- Page count: 392 pages
- Publisher: Logos Edizioni

Creative team
- Writer: Jerry Kramsky [it]
- Artist: Lorenzo Mattotti

Original publication
- Date of publication: 13 March 2017
- Language: Italian
- ISBN: 9788857609003

Translation
- Publisher: Fantagraphics
- Date: 24 July 2018
- ISBN: 978-1-68396-097-3
- Translator: Jamie Richards

= Garlandia =

2017 comic book by Lorenzo Mattotti and Jerry Kramsky

Garlandia (Ghirlanda) is a 2017 Italian comic book illustrated by Lorenzo Mattotti and written by Jerry Kramsky. A fantastical story in black-and-white, it is set in the pastoral land of Garlandia and especially follows the adventures of Hippolytes, the son of a shaman.

At almost 400 pages, the comic took 10 years to make and was published 15 years after Mattotti's and Kramsky's previous collaboration, Jekyll & Hyde. Garlandia was published in 2017 in Italian and French. The English translation by Jamie Richards was published in 2018.

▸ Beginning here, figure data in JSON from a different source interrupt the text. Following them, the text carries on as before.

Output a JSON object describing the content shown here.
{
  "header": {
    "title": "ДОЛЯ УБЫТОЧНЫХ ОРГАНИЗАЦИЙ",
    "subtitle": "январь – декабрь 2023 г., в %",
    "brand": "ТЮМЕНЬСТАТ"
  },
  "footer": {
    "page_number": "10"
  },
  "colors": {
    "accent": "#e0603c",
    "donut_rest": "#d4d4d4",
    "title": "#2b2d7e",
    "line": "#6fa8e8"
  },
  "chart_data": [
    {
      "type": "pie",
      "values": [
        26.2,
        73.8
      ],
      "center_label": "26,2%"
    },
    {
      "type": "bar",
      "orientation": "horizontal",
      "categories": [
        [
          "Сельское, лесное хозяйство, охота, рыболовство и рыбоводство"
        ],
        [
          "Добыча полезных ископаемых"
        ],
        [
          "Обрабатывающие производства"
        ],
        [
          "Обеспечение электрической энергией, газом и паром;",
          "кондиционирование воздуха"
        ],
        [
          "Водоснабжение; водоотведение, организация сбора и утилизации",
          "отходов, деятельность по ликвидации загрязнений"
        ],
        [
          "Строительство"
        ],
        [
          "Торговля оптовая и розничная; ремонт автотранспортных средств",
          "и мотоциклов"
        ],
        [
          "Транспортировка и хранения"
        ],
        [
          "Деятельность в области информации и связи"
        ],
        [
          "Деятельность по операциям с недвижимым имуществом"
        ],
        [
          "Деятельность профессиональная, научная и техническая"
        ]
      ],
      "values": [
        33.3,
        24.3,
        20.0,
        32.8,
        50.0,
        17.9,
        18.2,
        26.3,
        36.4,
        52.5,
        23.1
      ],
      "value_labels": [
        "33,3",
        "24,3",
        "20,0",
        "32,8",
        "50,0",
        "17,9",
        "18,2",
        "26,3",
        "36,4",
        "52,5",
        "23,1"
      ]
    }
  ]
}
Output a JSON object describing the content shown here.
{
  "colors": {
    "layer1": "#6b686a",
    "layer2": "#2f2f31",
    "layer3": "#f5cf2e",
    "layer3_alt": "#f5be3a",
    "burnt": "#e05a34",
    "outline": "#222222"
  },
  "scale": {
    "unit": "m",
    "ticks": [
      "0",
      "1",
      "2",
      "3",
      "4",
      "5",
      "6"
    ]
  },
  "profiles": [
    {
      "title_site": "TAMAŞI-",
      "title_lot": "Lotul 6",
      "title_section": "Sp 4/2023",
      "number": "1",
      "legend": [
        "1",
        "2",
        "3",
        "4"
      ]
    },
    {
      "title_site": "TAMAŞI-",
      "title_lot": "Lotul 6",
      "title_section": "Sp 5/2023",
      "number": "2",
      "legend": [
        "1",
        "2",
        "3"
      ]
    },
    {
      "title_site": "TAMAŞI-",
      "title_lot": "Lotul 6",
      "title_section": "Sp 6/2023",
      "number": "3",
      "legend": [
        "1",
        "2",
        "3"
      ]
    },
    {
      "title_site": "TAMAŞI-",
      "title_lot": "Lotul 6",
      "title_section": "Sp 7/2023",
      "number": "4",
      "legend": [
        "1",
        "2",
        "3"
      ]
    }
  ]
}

Il Post wrote that the illustrations are reminiscent of Alley Oop and the Moomin comic strips. Publishers Weekly wrote that Garlandia focuses on its fictional world rather than characters. The critic praised the varied depictions of flowing landscapes and described the work as a "winding, dreamlike fantasy" with a "loose, stream-of-consciousness narrative".